- Contributed by
- CSV Solent
- People in story:
- Roy Pidgeon
- Location of story:
- Eastleigh, Hampshire
- Background to story:
- Article ID:
- Contributed on:
- 17 July 2005
This story was submitted to the People’s War site by Ian Douglass and has been added to the website on behalf of Roy Pidgeon, with his permission and he fully understands the site’s terms and conditions.
In 1939 at the outbreak of war I was six and lived with my parents on the Isle of Wight. My father was in a ‘Reserved Occupation’ as he worked for Southern Railway. Soon after the war started he was transferred to the Railway Works in Eastleigh and we had had to leave the comparative safety of the Island for the mainland.
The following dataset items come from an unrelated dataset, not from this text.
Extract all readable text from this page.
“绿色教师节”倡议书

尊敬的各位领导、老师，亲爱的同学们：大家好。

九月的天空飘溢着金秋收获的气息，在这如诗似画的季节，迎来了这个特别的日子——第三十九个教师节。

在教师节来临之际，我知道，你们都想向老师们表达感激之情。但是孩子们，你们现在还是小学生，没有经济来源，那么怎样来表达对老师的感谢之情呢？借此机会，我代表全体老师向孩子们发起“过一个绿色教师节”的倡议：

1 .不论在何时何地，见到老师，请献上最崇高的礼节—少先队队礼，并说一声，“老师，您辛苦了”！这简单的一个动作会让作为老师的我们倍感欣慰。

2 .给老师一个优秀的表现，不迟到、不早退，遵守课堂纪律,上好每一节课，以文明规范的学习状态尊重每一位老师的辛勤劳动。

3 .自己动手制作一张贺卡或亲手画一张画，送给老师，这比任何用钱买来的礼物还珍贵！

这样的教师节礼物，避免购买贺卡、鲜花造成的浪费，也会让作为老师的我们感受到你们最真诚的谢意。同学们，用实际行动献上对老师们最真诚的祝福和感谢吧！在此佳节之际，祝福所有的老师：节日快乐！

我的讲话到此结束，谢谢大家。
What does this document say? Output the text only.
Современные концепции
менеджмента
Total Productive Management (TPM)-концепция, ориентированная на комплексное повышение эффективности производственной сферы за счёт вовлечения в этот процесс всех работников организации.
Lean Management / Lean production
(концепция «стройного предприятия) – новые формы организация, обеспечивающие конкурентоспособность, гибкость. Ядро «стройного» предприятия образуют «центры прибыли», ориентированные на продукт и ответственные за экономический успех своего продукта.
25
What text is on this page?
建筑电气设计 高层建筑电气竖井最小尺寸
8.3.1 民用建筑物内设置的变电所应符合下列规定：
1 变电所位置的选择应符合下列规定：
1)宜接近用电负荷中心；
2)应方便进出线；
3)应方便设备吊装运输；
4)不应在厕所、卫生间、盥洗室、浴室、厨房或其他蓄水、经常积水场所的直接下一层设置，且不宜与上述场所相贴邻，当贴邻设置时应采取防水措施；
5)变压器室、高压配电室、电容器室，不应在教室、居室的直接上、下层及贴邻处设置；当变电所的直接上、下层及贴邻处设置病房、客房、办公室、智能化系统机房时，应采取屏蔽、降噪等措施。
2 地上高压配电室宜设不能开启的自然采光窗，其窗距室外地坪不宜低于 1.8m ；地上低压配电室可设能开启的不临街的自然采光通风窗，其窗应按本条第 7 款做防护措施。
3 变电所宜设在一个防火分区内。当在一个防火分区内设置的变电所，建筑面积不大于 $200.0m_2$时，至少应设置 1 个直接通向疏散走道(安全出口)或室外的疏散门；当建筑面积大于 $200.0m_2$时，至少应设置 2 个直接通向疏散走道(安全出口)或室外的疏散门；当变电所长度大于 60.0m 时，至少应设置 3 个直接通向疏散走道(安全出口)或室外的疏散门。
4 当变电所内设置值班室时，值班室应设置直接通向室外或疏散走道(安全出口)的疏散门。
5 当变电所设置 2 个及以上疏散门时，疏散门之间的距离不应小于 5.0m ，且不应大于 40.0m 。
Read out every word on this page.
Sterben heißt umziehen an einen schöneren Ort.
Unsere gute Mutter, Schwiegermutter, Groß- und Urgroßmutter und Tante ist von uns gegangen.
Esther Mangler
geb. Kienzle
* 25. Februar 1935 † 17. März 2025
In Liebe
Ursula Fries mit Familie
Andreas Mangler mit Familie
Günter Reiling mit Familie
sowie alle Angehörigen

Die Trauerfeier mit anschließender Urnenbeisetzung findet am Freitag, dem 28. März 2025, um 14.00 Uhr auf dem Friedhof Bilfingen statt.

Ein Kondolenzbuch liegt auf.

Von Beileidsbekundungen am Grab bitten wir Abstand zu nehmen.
We lived close to Eastleigh Airport and so many of my memories were connected with air raids and aircraft. In 1940 I remember a Lysander coming in to Eastleigh Airport hitting the cable of a balloon tethered to the Recreation Ground. The plane crashed into White’s coutyard and crashed with no survivors.
In 1941 a plane (either a Hudson or a Blenheim) took off from Eastleigh, hit a balloon cable and crashed into houses in the town and all the crew were killed.
Also in 1941 three Heinkel 111s flew very low over Eastleigh Town Centre and dropped bombs on the Railway Running sheds and Eastleigh Co-op. Being very low none of the bombs exploded. One of the planes fired a machine gun at me and my friends who were playing football in the field behind the houses in Campbell Road. Fortunately none of us was hurt. I later learned that all three of the German planes were shot down over the Solent. The bomb which landed in the Co-op was defused and later placed outside the Town Hall and you can now drop coins into it for charities.
I went to Chamberlayne Road Boys School and whenever the air raid sirens sounded we had to march along the road to the air raid shelter with the anti-aircraft guns firing over our heads. If we were at home when an air raid started, we used to go to the above ground shelter along the road. This shelter was only a single brick thick and so we did not feel very safe in it. It had an escape hatch in the roof and we used to climb up the ladder and prop it open during a raid, so we could see what was going on outside.
When the bombing became very bad, I was evacuated to Christchurch to stay with a family friend. This proved not to be a very safe place as they lived next to the anti-tank training grounds and so I was sent back to Eastleigh!
In early 1945, a formation of New Zealand Mustangs came into Eastleigh Airport and two collided, one crashing into the fields by the Portsmouth railway line. After the war a group of us were swimming in the River Itchen near the crash site and we found a pilot’s head (still wearing the helmet) in the reeds.
Early one morning in 1945, a V1 ‘Doodlebug’ flying bomb flew over Eastleigh Airport and crashed into the field opposite the Clock Inn at Fairoak. A few of us cycled to the crash site and I obtained a piece of the rocket.
The girls at Eastleigh Girls School knitted balaclavas and scarves for the troops. The boys meanwhile had to make up parcels for the troops containing sweets, papers, soap, cigarettes etc. I remember that after air raids we used to collect shrapnel from the road on the way to school.
Eastleigh Recreation Ground was a holding area for American Troops prior to D-Day. I remember that the black troops were segregated from the white. We all cadged gum, cigarettes and candy bars from them!
Most days Spitfires flew test flights from the Eastleigh Airport. These were either brand new Spitfires or ones which had been returned for repair. One of the pilots working for Vickers was Jeffery Quill and he used to thrill us lads with his daredevil rolls and loops.
I well remember going shopping for my mother. We would need ration cards for most things and would nearly always had to join a long queue. On the way to school I would often buy a bag of cakes for 3d. from the bakers. These were sold cheaply as they had been made the day before! School dinners were awful. They were made in central kitchens in Chandler’s Ford.
Birthday Parties were simple affairs. We would have a party in the house and eat sweets and trifle. Usually I would only get one present! For Christmas, I remember getting an orange, an apple and one toy!
As my father worked for the Railways, he would get free travel. I used to go days out with him to places like Bournemouth, Portsmouth and Weymouth.
The road we lived in was owned by the Railway and was divided into three sections (top, middle and bottom) according to what job you did. We lived in the bottom section where the people, who made and assembled the steam engines, lived. On VE Day there was a party in each of the three sections. Everyone had the day off work, we all wore hats and there was music in the street. I remember the local greengrocers ran stagecoach rides for all the children.